Ao levantar do pano, conhecemos Ihjãc, um indígena krahô de 15 anos que tenta comunicar com o espírito do seu pai frente à cachoeira. Nesta particular cena, onde a dupla de realizadores tenta construir através de passos simples uma atmosfera mística (o sobrenatural aqui fundido na realidade deste jovem “índio”), é possível encontrar um uso subtil do “olhar de ninguém” enviusado no realismo encenado.

Com isto salientamos que é através das táticas de um cinema de “guerrilha”, um alicerce do docudrama (variante cinematográfico que nós portugueses tão bem conseguimos “falar”), que “Chuva é Cantoria na Aldeia dos Mortos” vai construindo um universo de cumplicidade com o indígena, acima da sua compreensão. É que com a cena inicial, apercebemo-nos o quão próximos estes homens e mulheres estão do seu lado espiritual, encarando-os com uma naturalidade que nós, ocidentais agarrados à nossa “civilização”, somos incapazes de perceber. Mas esse mistério revirará, colocando o nosso krahô num mundo que ele próprio não entende, mas que mesmo assim procura refúgio.

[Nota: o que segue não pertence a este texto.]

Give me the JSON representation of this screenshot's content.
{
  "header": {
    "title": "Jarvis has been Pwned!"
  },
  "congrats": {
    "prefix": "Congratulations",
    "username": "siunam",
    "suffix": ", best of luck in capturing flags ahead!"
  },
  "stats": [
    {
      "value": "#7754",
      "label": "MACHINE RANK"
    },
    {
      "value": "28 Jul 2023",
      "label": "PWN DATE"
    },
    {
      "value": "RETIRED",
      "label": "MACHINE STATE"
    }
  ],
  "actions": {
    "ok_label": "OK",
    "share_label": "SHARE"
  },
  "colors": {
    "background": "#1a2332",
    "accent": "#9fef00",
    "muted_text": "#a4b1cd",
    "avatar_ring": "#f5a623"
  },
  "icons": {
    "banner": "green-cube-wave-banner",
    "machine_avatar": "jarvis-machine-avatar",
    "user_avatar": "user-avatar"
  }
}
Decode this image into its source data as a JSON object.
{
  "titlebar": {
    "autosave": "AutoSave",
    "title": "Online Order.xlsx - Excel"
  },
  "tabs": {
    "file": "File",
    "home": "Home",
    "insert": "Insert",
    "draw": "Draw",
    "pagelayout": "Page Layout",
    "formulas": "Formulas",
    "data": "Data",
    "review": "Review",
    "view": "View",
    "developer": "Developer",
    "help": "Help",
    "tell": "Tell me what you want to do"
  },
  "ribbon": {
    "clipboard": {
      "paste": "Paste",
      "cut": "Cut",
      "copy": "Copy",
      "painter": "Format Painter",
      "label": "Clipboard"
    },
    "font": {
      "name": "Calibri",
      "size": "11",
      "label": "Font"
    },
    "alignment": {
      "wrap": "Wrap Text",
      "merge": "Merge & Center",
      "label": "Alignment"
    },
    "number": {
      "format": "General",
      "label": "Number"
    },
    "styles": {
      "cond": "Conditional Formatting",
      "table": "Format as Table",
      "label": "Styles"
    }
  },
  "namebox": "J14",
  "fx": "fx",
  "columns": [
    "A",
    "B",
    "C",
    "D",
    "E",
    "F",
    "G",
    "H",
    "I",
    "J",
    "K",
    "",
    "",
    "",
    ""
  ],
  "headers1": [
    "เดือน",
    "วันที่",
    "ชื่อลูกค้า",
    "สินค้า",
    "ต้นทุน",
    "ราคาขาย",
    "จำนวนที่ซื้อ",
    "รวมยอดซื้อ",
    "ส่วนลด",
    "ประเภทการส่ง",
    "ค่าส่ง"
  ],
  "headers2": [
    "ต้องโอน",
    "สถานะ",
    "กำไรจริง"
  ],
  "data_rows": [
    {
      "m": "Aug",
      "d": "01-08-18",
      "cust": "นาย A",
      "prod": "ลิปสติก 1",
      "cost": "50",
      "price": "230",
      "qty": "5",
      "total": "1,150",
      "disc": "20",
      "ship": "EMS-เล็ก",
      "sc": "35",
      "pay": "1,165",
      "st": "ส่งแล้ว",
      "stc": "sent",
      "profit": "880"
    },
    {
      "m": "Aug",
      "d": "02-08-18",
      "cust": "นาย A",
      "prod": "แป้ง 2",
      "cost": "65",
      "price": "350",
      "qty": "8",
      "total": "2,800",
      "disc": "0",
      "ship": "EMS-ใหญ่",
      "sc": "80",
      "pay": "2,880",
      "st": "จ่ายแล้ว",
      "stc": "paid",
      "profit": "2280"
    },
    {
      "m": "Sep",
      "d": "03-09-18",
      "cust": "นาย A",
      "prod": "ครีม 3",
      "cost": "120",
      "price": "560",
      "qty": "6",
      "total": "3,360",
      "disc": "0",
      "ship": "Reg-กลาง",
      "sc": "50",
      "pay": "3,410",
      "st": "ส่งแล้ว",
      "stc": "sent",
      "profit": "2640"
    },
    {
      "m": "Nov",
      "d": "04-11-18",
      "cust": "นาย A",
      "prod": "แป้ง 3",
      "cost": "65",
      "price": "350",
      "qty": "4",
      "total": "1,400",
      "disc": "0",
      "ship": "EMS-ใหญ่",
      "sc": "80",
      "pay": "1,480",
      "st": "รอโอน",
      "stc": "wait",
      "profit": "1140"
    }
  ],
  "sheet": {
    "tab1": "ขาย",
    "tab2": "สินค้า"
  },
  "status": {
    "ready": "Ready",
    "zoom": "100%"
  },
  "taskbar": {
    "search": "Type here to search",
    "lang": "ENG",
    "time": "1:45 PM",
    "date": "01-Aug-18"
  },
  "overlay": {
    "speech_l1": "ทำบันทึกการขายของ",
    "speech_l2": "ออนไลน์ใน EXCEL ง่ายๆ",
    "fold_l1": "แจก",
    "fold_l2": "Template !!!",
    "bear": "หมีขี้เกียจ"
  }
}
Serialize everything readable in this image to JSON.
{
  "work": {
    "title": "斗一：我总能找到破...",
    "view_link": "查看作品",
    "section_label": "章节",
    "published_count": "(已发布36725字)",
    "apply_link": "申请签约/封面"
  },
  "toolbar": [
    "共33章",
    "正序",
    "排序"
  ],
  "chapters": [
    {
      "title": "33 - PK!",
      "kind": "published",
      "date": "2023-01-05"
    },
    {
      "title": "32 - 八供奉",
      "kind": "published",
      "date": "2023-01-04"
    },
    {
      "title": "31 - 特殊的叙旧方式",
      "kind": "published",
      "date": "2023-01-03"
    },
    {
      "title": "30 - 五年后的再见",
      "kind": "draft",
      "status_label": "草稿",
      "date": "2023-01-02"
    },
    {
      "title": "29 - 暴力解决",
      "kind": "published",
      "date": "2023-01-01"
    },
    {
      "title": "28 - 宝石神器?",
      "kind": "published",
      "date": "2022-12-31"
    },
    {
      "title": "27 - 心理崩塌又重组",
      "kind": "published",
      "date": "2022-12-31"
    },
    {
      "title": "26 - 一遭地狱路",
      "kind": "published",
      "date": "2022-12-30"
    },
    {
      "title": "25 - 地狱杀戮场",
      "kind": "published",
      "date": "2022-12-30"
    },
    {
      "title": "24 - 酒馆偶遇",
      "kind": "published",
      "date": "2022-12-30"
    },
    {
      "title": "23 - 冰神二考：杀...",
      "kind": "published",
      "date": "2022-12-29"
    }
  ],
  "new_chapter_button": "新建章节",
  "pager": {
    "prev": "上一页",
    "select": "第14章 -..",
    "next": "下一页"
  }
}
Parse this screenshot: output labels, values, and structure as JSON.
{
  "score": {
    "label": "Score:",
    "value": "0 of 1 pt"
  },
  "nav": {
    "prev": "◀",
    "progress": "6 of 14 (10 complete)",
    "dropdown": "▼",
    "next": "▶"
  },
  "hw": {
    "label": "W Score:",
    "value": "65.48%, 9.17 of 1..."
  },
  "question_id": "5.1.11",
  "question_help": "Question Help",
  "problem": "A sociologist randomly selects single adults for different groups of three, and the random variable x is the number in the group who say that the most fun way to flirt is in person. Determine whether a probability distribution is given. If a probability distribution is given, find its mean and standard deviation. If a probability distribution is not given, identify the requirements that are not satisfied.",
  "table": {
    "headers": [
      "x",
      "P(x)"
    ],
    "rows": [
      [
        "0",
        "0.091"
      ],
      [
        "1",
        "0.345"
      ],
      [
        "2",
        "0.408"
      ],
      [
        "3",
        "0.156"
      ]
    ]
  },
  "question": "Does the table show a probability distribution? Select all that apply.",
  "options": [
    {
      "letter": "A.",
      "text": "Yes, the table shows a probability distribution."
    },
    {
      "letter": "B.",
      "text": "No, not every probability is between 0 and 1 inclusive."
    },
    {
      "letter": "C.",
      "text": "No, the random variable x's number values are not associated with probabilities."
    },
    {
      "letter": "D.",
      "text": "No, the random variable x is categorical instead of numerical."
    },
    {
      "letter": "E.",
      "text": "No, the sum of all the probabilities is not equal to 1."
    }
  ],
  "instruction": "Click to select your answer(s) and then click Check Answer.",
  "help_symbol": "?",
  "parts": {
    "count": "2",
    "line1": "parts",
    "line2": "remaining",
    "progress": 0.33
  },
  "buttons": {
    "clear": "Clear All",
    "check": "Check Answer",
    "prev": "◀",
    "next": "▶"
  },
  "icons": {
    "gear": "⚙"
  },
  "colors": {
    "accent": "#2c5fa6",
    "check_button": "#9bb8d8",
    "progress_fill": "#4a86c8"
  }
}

O indígena embarca num viagem existencialista na “civilização” dos brancos. Vilarejo que surge ao lado da sua aldeia tribal, emanando um contraste entre a espiritualidade quase xamânica com a religiosidade pregadora. Aqui, Ihjãc depara-se com uma verdadeira terra de inoportunidades, “pecados” que minam cada esquina, onde o som salienta os elementos de uma sociedade altamente patriarcal (que vai desde a música sertaneja até ao pastor que prega invisivelmente), entranhadas numa discriminação estrutural com réstias de tendências colonialistas. Por exemplo, quando o indígena recorre a ajuda médica, o equivalente do comício dos espíritos da cachoeira em “terra de branco”, mas automaticamente é abordado de forma desprezada pela enfermeira de serviço no preenchimento do formulário: “Krahô? Não. O teu nome de Branco?”.

É estranho, mas “crises existenciais” soa a “doença de primeiro mundo”, a dos privilegiados que se contentam com o consumismo fervoroso como o seu novo Deus, e não a do mero pedestre da ancestralidade imaculada (sem com isto reduzir o “índio” a uma imagem de primitivo tendo em conta os parâmetros do civilizado). Porém, é na catarse invulgar que nos deparamos com um subtil filme que fala dos nossos dias, aliás para sermos exatos, do nosso preconceito encarnado pelo qual dificilmente conseguimos admitir.

João Salaviza e a equipa do filme

Além de tudo, e de forma mais evidente, "Chuva é Cantoria na Aldeia dos Mortos" é o retrato do Brasil de hoje, culminando nos “calores políticos” que todos conhecemos ou simplesmente não queremos entender, assim como o nosso krahô que olha para a terra de brancos com desconhecimento.

Todavia, algo que deveremos ter em conta enquanto espectadores é que o Cinema vai para além das imagens projetadas no ecrã.

O Cinema também sai da sala, ou do visor. O Cinema fala-se, debata-se e pensa-se. "Chuva é Cantoria na Aldeia dos Mortos" é um exemplo disso: o filme é somente uma pequena porção daquilo que João Salaviza e Renée Nader Messora tentam cumprir, um ativismo que persiste até ao último krahô (sem condescendências).

O trabalho deles continuará, assim como prometeram e comprometeram.

"Chuva é Cantoria na Aldeia dos Mortos": nos cinemas a 14 de março.